The case was Oswald "Ozzie" G. Nelson, TC Memo 1966-224 and the IRS acquiesced in the decision (Action on Decision 1972 WL 33220, 11/08/1972).  Those of you who fondly remember Ozzie and Harriet will be glad to know that Ozzie's occasional wearing of a heavy sweater to a football game did not impact its deductibility.  Sadly, there was inadequate substantiation with respect to Ricky and David's personal use of the clothing, so much of their apparel was disallowed.

I wish to express my sympathy for Ms. Hamper not so much for her losing the case although I can understand her logic in thinking her clothing was deductible :

Petitioner used a self-described criterion for determining whether a clothing expense was deductible. She would ask herself “would I be buying this if I didn't have to wear this” to work, “and if the answer is no, then I know that I am buying it specifically” for work, and therefore, it is a deductible business expense.

Sadly, many of us could make that same argument even though we don't appear on television.  In the occasional evaluations that are made of partners in my firm, my high marks for thinking outside the box are substantially offset by failure in the "executive presence" category, which includes less than perfect wardrobe choices on my part.

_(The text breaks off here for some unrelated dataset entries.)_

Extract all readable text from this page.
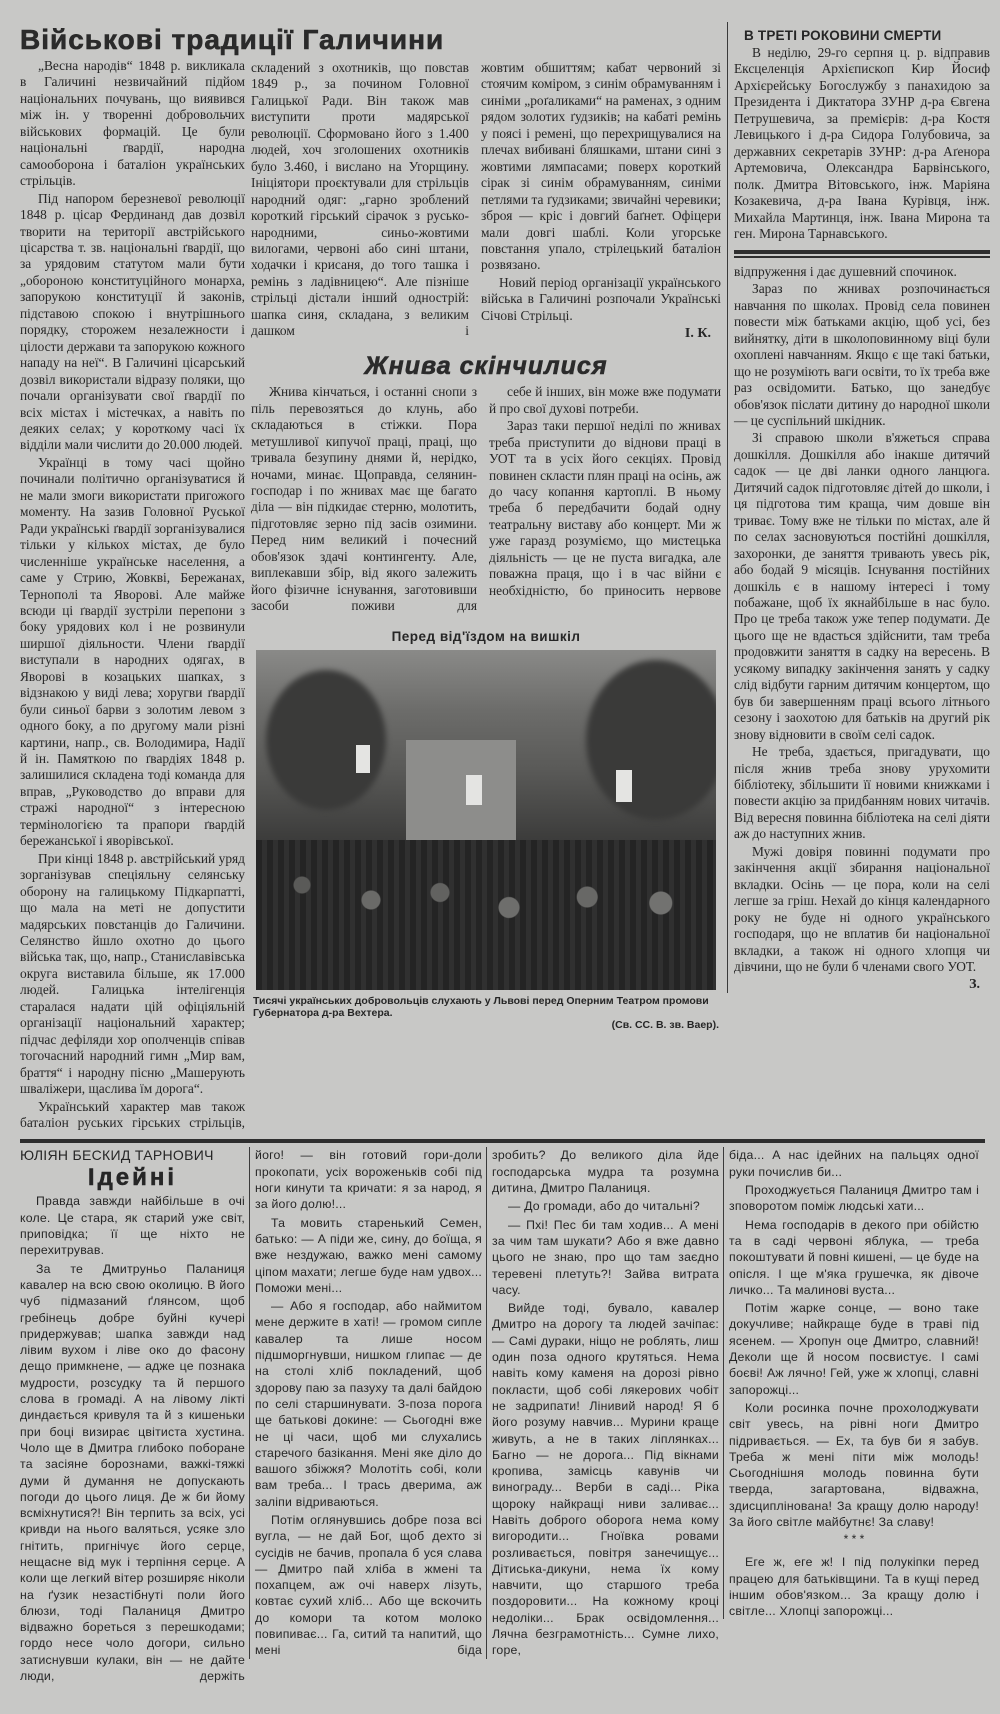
Військові традиції Галичини

„Весна народів“ 1848 р. викликала в Галичині незвичайний підйом національних почувань, що виявився між ін. у творенні добровольчих військових формацій. Це були національні ґвардії, народна самооборона і баталіон українських стрільців.

Під напором березневої революції 1848 р. цісар Фердинанд дав дозвіл творити на території австрійського цісарства т. зв. національні ґвардії, що за урядовим статутом мали бути „обороною конституційного монарха, запорукою конституції й законів, підставою спокою і внутрішнього порядку, сторожем незалежности і цілости держави та запорукою кожного нападу на неї“. В Галичині цісарський дозвіл використали відразу поляки, що почали організувати свої ґвардії по всіх містах і містечках, а навіть по деяких селах; у короткому часі їх відділи мали числити до 20.000 людей.

Українці в тому часі щойно починали політично організуватися й не мали змоги використати пригожого моменту. На зазив Головної Руської Ради українські ґвардії зорганізувалися тільки у кількох містах, де було численніше українське населення, а саме у Стрию, Жовкві, Бережанах, Тернополі та Яворові. Але майже всюди ці ґвардії зустріли перепони з боку урядових кол і не розвинули ширшої діяльности. Члени ґвардії виступали в народних одягах, в Яворові в козацьких шапках, з відзнакою у виді лева; хоругви ґвардії були синьої барви з золотим левом з одного боку, а по другому мали різні картини, напр., св. Володимира, Надії й ін. Памяткою по ґвардіях 1848 р. залишилися складена тоді команда для вправ, „Руководство до вправи для стражі народної“ з інтересною термінологією та прапори ґвардій бережанської і яворівської.

При кінці 1848 р. австрійський уряд зорганізував спеціяльну селянську оборону на галицькому Підкарпатті, що мала на меті не допустити мадярських повстанців до Галичини. Селянство йшло охотно до цього війська так, що, напр., Станиславівська округа виставила більше, як 17.000 людей. Галицька інтелігенція старалася надати цій офіціяльній організації національний характер; підчас дефіляди хор ополченців співав тогочасний народний гимн „Мир вам, браття“ і народну пісню „Машерують шваліжери, щаслива їм дорога“.

Український характер мав також баталіон руських гірських стрільців,

складений з охотників, що повстав 1849 р., за почином Головної Галицької Ради. Він також мав виступити проти мадярської революції. Сформовано його з 1.400 людей, хоч зголошених охотників було 3.460, і вислано на Угорщину. Ініціятори проєктували для стрільців народний одяг: „гарно зроблений короткий гірський сірачок з русько-народними, синьо-жовтими вилогами, червоні або сині штани, ходачки і крисаня, до того ташка і ремінь з ладівницею“. Але пізніше стрільці дістали інший однострій: шапка синя, складана, з великим дашком і

жовтим обшиттям; кабат червоний зі стоячим коміром, з синім обрамуванням і синіми „роґаликами“ на раменах, з одним рядом золотих ґудзиків; на кабаті ремінь у поясі і ремені, що перехрищувалися на плечах вибивані бляшками, штани сині з жовтими лямпасами; поверх короткий сірак зі синім обрамуванням, синіми петлями та ґудзиками; звичайні черевики; зброя — кріс і довгий баґнет. Офіцери мали довгі шаблі. Коли угорське повстання упало, стрілецький баталіон розвязано.

Новий період організації українського війська в Галичині розпочали Українські Січові Стрільці.

І. К.
Жнива скінчилися

Жнива кінчаться, і останні снопи з піль перевозяться до клунь, або складаються в стіжки. Пора метушливої кипучої праці, праці, що тривала безупину днями й, нерідко, ночами, минає. Щоправда, селянин-господар і по жнивах має ще багато діла — він підкидає стерню, молотить, підготовляє зерно під засів озимини. Перед ним великий і почесний обов'язок здачі контингенту. Але, виплекавши збір, від якого залежить його фізичне існування, заготовивши засоби поживи для

себе й інших, він може вже подумати й про свої духові потреби.

Зараз таки першої неділі по жнивах треба приступити до віднови праці в УОТ та в усіх його секціях. Провід повинен скласти плян праці на осінь, аж до часу копання картоплі. В ньому треба б передбачити бодай одну театральну виставу або концерт. Ми ж уже гаразд розуміємо, що мистецька діяльність — це не пуста вигадка, але поважна праця, що і в час війни є необхідністю, бо приносить нервове

Перед від'їздом на вишкіл
Тисячі українських добровольців слухають у Львові перед Оперним Театром промови Губернатора д-ра Вехтера.
(Св. СС. В. зв. Ваер).
В ТРЕТІ РОКОВИНИ СМЕРТИ

В неділю, 29-го серпня ц. р. відправив Ексцеленція Архієпископ Кир Йосиф Архієрейську Богослужбу з панахидою за Президента і Диктатора ЗУНР д-ра Євгена Петрушевича, за премієрів: д-ра Костя Левицького і д-ра Сидора Голубовича, за державних секретарів ЗУНР: д-ра Аґенора Артемовича, Олександра Барвінського, полк. Дмитра Вітовського, інж. Маріяна Козакевича, д-ра Івана Курівця, інж. Михайла Мартинця, інж. Івана Мирона та ген. Мирона Тарнавського.

відпруження і дає душевний спочинок.

Зараз по жнивах розпочинається навчання по школах. Провід села повинен повести між батьками акцію, щоб усі, без вийнятку, діти в школоповинному віці були охоплені навчанням. Якщо є ще такі батьки, що не розуміють ваги освіти, то їх треба вже раз освідомити. Батько, що занедбує обов'язок післати дитину до народної школи — це суспільний шкідник.

Зі справою школи в'яжеться справа дошкілля. Дошкілля або інакше дитячий садок — це дві ланки одного ланцюга. Дитячий садок підготовляє дітей до школи, і ця підготова тим краща, чим довше він триває. Тому вже не тільки по містах, але й по селах засновуються постійні дошкілля, захоронки, де заняття тривають увесь рік, або бодай 9 місяців. Існування постійних дошкіль є в нашому інтересі і тому побажане, щоб їх якнайбільше в нас було. Про це треба також уже тепер подумати. Де цього ще не вдасться здійснити, там треба продовжити заняття в садку на вересень. В усякому випадку закінчення занять у садку слід відбути гарним дитячим концертом, що був би завершенням праці всього літнього сезону і заохотою для батьків на другий рік знову відновити в своїм селі садок.

Не треба, здається, пригадувати, що після жнив треба знову урухомити бібліотеку, збільшити її новими книжками і повести акцію за придбанням нових читачів. Від вересня повинна бібліотека на селі діяти аж до наступних жнив.

Мужі довіря повинні подумати про закінчення акції збирання національної вкладки. Осінь — це пора, коли на селі легше за гріш. Нехай до кінця календарного року не буде ні одного українського господаря, що не вплатив би національної вкладки, а також ні одного хлопця чи дівчини, що не були б членами свого УОТ.

З.
ЮЛІЯН БЕСКИД ТАРНОВИЧ
Ідейні

Правда завжди найбільше в очі коле. Це стара, як старий уже світ, приповідка; її ще ніхто не перехитрував.

За те Дмитруньо Паланиця кавалер на всю свою околицю. В його чуб підмазаний ґлянсом, щоб гребінець добре буйні кучері придержував; шапка завжди над лівим вухом і ліве око до фасону дещо примкнене, — адже це познака мудрости, розсудку та й першого слова в громаді. А на лівому лікті диндається кривуля та й з кишеньки при боці визирає цвітиста хустина. Чоло ще в Дмитра глибоко поборане та засіяне борознами, важкі-тяжкі думи й думання не допускають погоди до цього лиця. Де ж би йому всміхнутися?! Він терпить за всіх, усі кривди на нього валяться, усяке зло гнітить, пригнічує його серце, нещасне від мук і терпіння серце. А коли ще легкий вітер розширяє ніколи на ґузик незастібнуті поли його блюзи, тоді Паланиця Дмитро відважно бореться з перешкодами; гордо несе чоло догори, сильно затиснувши кулаки, він — не дайте люди, держіть

його! — він готовий гори-доли прокопати, усіх вороженьків собі під ноги кинути та кричати: я за народ, я за його долю!...

Та мовить старенький Семен, батько: — А піди же, сину, до боїща, я вже нездужаю, важко мені самому ціпом махати; легше буде нам удвох... Поможи мені...

— Або я господар, або наймитом мене держите в хаті! — громом сипле кавалер та лише носом підшморгнувши, нишком глипає — де на столі хліб покладений, щоб здорову паю за пазуху та далі байдою по селі старшинувати. З-поза порога ще батькові докине: — Сьогодні вже не ці часи, щоб ми слухались старечого базікання. Мені яке діло до вашого збіжжя? Молотіть собі, коли вам треба... І трась дверима, аж заліпи відриваються.

Потім оглянувшись добре поза всі вугла, — не дай Бог, щоб дехто зі сусідів не бачив, пропала б уся слава — Дмитро пай хліба в жмені та похапцем, аж очі наверх лізуть, ковтає сухий хліб... Або ще вскочить до комори та котом молоко повипиває... Га, ситий та напитий, що мені біда

зробить? До великого діла йде господарська мудра та розумна дитина, Дмитро Паланиця.

— До громади, або до читальні?

— Пхі! Пес би там ходив... А мені за чим там шукати? Або я вже давно цього не знаю, про що там заєдно теревені плетуть?! Зайва витрата часу.

Вийде тоді, бувало, кавалер Дмитро на дорогу та людей зачіпає: — Самі дураки, ніщо не роблять, лиш один поза одного крутяться. Нема навіть кому каменя на дорозі рівно покласти, щоб собі лякерових чобіт не задрипати! Лінивий народ! Я б його розуму навчив... Мурини краще живуть, а не в таких ліплянках... Багно — не дорога... Під вікнами кропива, замісць кавунів чи винограду... Верби в саді... Ріка щороку найкращі ниви заливає... Навіть доброго оборога нема кому вигородити... Гноївка ровами розливається, повітря занечищує... Дітиська-дикуни, нема їх кому навчити, що старшого треба поздоровити... На кожному кроці недоліки... Брак освідомлення... Лячна безграмотність... Сумне лихо, горе,

біда... А нас ідейних на пальцях одної руки почислив би...

Проходжується Паланиця Дмитро там і зповоротом поміж людські хати...

Нема господарів в декого при обійстю та в саді червоні яблука, — треба покоштувати й повні кишені, — це буде на опісля. І ще м'яка грушечка, як дівоче личко... Та малинові вуста...

Потім жарке сонце, — воно таке докучливе; найкраще буде в траві під ясенем. — Хропун оце Дмитро, славний! Деколи ще й носом посвистує. І самі боєві! Аж лячно! Гей, уже ж хлопці, славні запорожці...

Коли росинка почне прохолоджувати світ увесь, на рівні ноги Дмитро підривається. — Ех, та був би я забув. Треба ж мені піти між молодь! Сьогоднішня молодь повинна бути тверда, загартована, відважна, здисциплінована! За кращу долю народу! За його світле майбутнє! За славу!

* * *

Еге ж, еге ж! І під полукіпки перед працею для батьківщини. Та в кущі перед іншим обов'язком... За кращу долю і світле... Хлопці запорожці...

My sympathy for Ms. Hamper relates to the publicity that this decision has generated.  Here is an example, which I do not recommend you view, but present by way of example.  In compiling the items of apparel that she attempted to deduct Ms. Hamper may not have reflected that tax court decisions are published.  Although, not that widely read, elements of them have the potential to go viral.  Here is a slightly bowdlerized version of a section of the decision:

Petitioner's clothing purchases for work consisted of such items as traditional business suits, lounge wear, a robe, sportswear, active wear, ********************* and evening wear. She also deducted expenses for an Ohio State jersey, jewelry, bedding, running and walking shoes, and dry cleaning costs.

Yes Ms. Hamper was trying to deduct items of clothing that her viewers are not meant to view on conventional news programs.  She probably did not realize that among some of those who peruse tax court decisions, there is some level of adolescent male sensibility.  I may be expressing a Victorian attitude in the age of Victoria's Secret, but I hope that Ms. Hamper will accept my apologies for the ungentlemanly behavior of the tax blogosphere in this matter.  I doubt that lady tax bloggers were responsible for this matter being exposed to the general media.  I need to get back to my day job, so I cannot spend time researching who was the first to break this story.  I picked it up in my regular review of tax court decisions.  Since the taxpayer was something of a celebrity, I did a little further research and found that it had already been covered quite a bit.  I would have dropped it, until I realized I had a different perspective to offer.  Again, I'm sorry Ms. Hamper that your aggressive tax position has caused your undergarment decisions to be so widely exposed.